Elegie und Aggressivität

30.03.2007 | Stand 03.12.2020, 6:53 Uhr

München (DK) An einem einfachen Holztisch sitzen sie beim Abendessen: Ein älteres Pastorenehepaar (wahrscheinlich die Eltern von Gudrun Ensslin), gramgebeugt (Hildegard Schmahl und Werner Rehm), und zwei junge Leute (vermutlich die inzwischen erwachsenen Kinder der Ulrike Meinhoff: Katharina Schubert und Sebastian Rudolph).

Quälend lange Minuten stieren sie im Halbdunkel des grauen und symbolisch klaustrophobischen Raumes stumm ins Nichts. Und wenn sie dann doch reden, schnappt das Publikum in der mit Spannung erwarteten Neuinszenierung von Elfriede Jelineks Schauspiel "Ulrike Maria Stuart" des Flüstertones auf der Bühne wegen nur Satzfetzen auf: Ulrike Meinhoffs Kinder beklagen sich über die fehlende Nestwärme, die sie bei ihrer APO-Mutter nie erfahren durften. Dazu zitieren sie mit reichlich falschem Pathos aus den Brandreden ihrer Mutter. Doch das alte Ehepaar isst lieber Salat und Krustentiere. Schließlich hat man – trotz aller Verzweiflung – im evangelischen Pfarrhaus im Schwäbischen noch Stil, wenngleich die Tochter Gudrun in den Terrorismus abgerutscht ist.

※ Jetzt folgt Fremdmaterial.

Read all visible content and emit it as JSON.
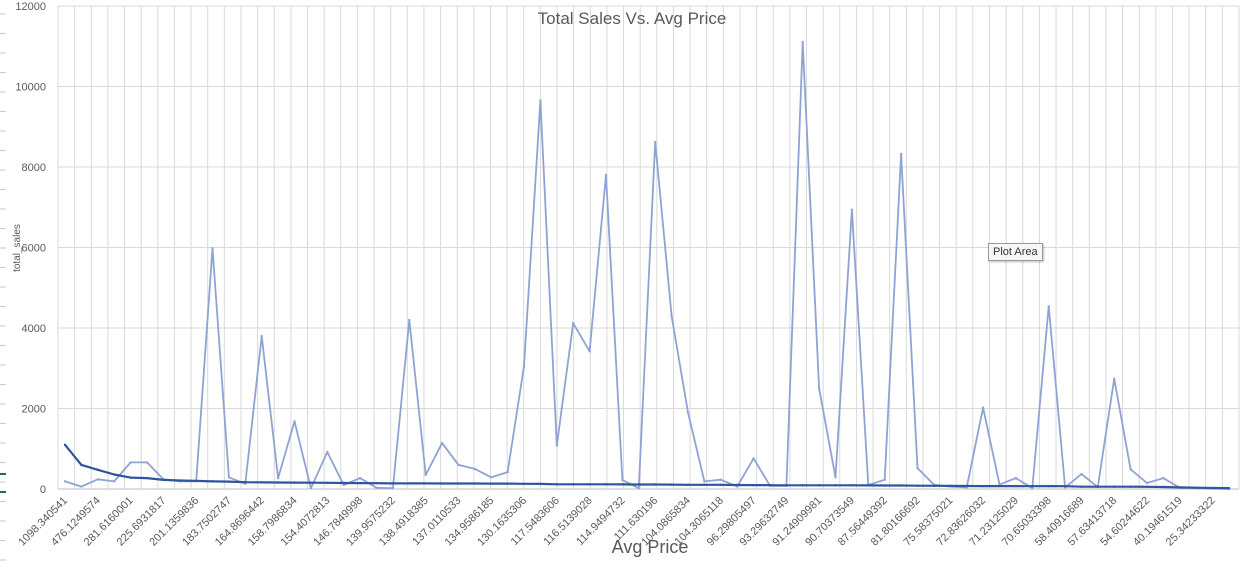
{
  "tooltip": "Plot Area",
  "chart_data": {
    "type": "line",
    "title": "Total Sales Vs. Avg Price",
    "xlabel": "Avg Price",
    "ylabel": "total_sales",
    "ylim": [
      0,
      12000
    ],
    "yticks": [
      0,
      2000,
      4000,
      6000,
      8000,
      10000,
      12000
    ],
    "grid": true,
    "legend": "none",
    "x_tick_labels": [
      "1098.340541",
      "476.1249574",
      "281.6160001",
      "225.6931817",
      "201.1359836",
      "183.7502747",
      "164.8696442",
      "158.7986834",
      "154.4072813",
      "146.7849998",
      "139.9575232",
      "138.4918385",
      "137.0110533",
      "134.9586185",
      "130.1635306",
      "117.5483606",
      "116.5139028",
      "114.9494732",
      "111.630196",
      "104.0865834",
      "104.3065118",
      "96.29805497",
      "93.29632749",
      "91.24909981",
      "90.70373549",
      "87.56449392",
      "81.80166692",
      "75.58375021",
      "72.83626032",
      "71.23125029",
      "70.65033398",
      "58.40916689",
      "57.63413718",
      "54.60244622",
      "40.19461519",
      "25.34233322"
    ],
    "series": [
      {
        "color": "#8fa3d3",
        "values": [
          190,
          60,
          240,
          190,
          660,
          660,
          240,
          190,
          190,
          5980,
          290,
          130,
          3800,
          270,
          1680,
          20,
          920,
          100,
          270,
          30,
          20,
          4200,
          350,
          1140,
          600,
          500,
          290,
          420,
          3050,
          9650,
          1080,
          4120,
          3420,
          7800,
          220,
          20,
          8620,
          4300,
          1900,
          190,
          230,
          60,
          760,
          80,
          80,
          11100,
          2500,
          290,
          6940,
          100,
          230,
          8320,
          520,
          110,
          60,
          40,
          2020,
          110,
          270,
          20,
          4540,
          40,
          370,
          50,
          2740,
          490,
          150,
          270,
          30,
          20,
          10,
          0
        ]
      },
      {
        "color": "#2e55a0",
        "values": [
          1098,
          600,
          476,
          360,
          282,
          270,
          226,
          210,
          201,
          190,
          184,
          170,
          165,
          162,
          159,
          156,
          154,
          150,
          147,
          145,
          140,
          139,
          138,
          137,
          137,
          136,
          135,
          134,
          130,
          126,
          118,
          117,
          117,
          116,
          115,
          113,
          112,
          110,
          104,
          104,
          104,
          100,
          96,
          95,
          93,
          93,
          91,
          91,
          91,
          90,
          88,
          88,
          82,
          80,
          76,
          75,
          73,
          72,
          71,
          70,
          71,
          70,
          58,
          58,
          58,
          57,
          55,
          50,
          40,
          32,
          25,
          22
        ]
      }
    ]
  }
}
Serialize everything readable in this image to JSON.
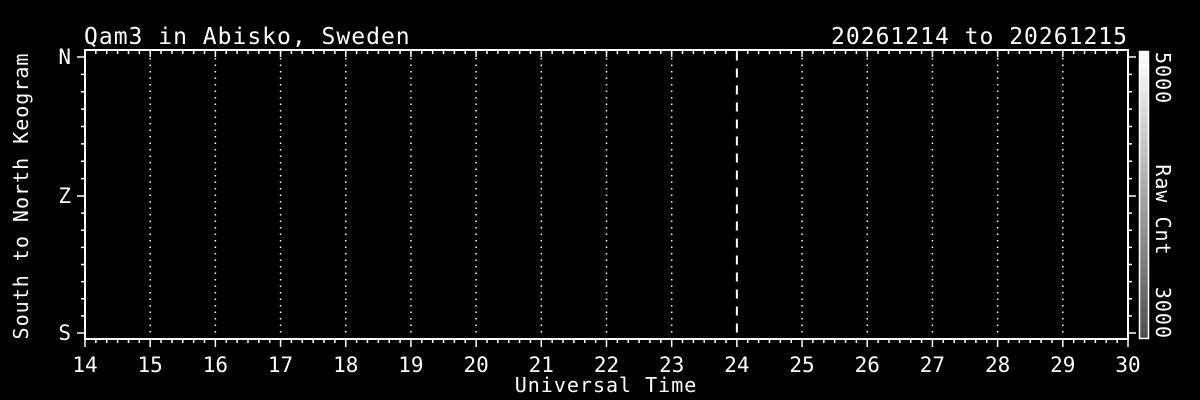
{
  "chart_data": {
    "type": "heatmap",
    "title": "Qam3 in Abisko, Sweden",
    "subtitle": "20261214 to 20261215",
    "xlabel": "Universal Time",
    "ylabel": "South to North Keogram",
    "xlim": [
      14,
      30
    ],
    "x_major_ticks": [
      14,
      15,
      16,
      17,
      18,
      19,
      20,
      21,
      22,
      23,
      24,
      25,
      26,
      27,
      28,
      29,
      30
    ],
    "x_minor_divisions": 6,
    "y_tick_labels": [
      "N",
      "Z",
      "S"
    ],
    "y_minor_per_interval": 7,
    "grid": {
      "hourly_lines": [
        15,
        16,
        17,
        18,
        19,
        20,
        21,
        22,
        23,
        25,
        26,
        27,
        28,
        29
      ],
      "style": "dotted",
      "midnight_line": {
        "x": 24,
        "style": "dashed"
      }
    },
    "values_note": "keogram image area is uniformly black: no raw counts above the color-scale minimum during 14:00-30:00 UT",
    "colorbar": {
      "label": "Raw Cnt",
      "max": "5000",
      "min": "3000",
      "gradient_top": "#ffffff",
      "gradient_bottom": "#4f4f4f",
      "position": "right"
    },
    "colors": {
      "background": "#000000",
      "axes": "#ffffff",
      "text": "#ffffff"
    }
  }
}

Kein Wunder also, dass Ulrike Meinhoff, die Rabenmutter, wie ein Geist im Hintergrund dem gespenstisch anmutenden abendlichen Gespräch lauscht, während Gudrun Enss?lin nach einer Dreiviertelstunde erst auftaucht, um diesem realen Spuk als Albtraum ein Ende zu bereiten. Wortlos zieht sie die Decke vom Tisch, Teller und Gläser klirren zu Boden.

Im Oktober des letzten Jahres in Hamburg uraufgeführt, ist dieses Stück in der augenblicklichen Diskussion über die Begnadigung von RAF-Mitgliedern natürlich hochaktuell – wenn es nicht so intellektuell-hochtrabend und über weite Strecken auch geschwätzig wäre. Als Sezierung der verdrängten Schichten des deutschen Unterbewusstseins über APO und RAF will die Nobelpreisträgerin von 2006 dieses Drama verstanden wissen . Wer freilich die ungeheure Aufbruchsstimmung der 68er-Generation nicht kennt, wird mit diesem Stück, das jegliche historische Aufklärung bewusst negiert, herzlich wenig anfangen können.

Dieses Manko vermutlich ahnend, erinnerte sich Elfriede Jelinek an Schillers Drama "Maria Stuart", wobei sie den Kampf der beiden Rivalinnen Elisabeth von England und Maria von Schottland um den rechtmäßigen Thronanspruch hier auf Ulrike Meinhoff und Gudrun Ensslin übertrug. Doch keinen publikumsträchtigen Zickenzoff inszenierte der Regisseur Jossi Wieler nun im 2. und 3. Bild, sondern ein wort- und argumentationsreiches, bisweilen zwischen Elegie und Aggressivität pendelndes Streitgespräch zwischen den beiden weiblichen Exponentinnen der Baader-Meinhoff-Gruppe. Im abweisend kühlen, grell erleuchteten Treppenhaus (Bühnenbild: Jens Kilian) der Justizvollzugsanstalt Stammheim treffen sie hier aufeinander, kurz vor ihrem Selbstmord.

Mag Jelineks Psychostücklein ebenso anspruchsvoll wie anstrengend sein, so brillierten hier vor allem zwei Schauspielerinnen, die diesen schwierigen, verschachtelten Text grandios veredelten: In Gestik, Mimik und Auftreten hundertprozentig ihren realen Figuren folgend, gibt Bettina Stucky die unduldsame und herzlose Ulrike Meinhoff mit rigidem Führungsanspruch ebenso erschreckend genau ab, wie Brigitte Hobmeier die knallharte Gudrun Ensslin ideal verkörpert. Nach zwei Stunden wenig Dramatik, aber viel introvertierter Selbstbespiegelung der Protagonisten des "deutschen Herbstes" spendete das Premierenpublikum erschöpft von soviel Thesentheater vor allem ihnen nachhaltigen Applaus.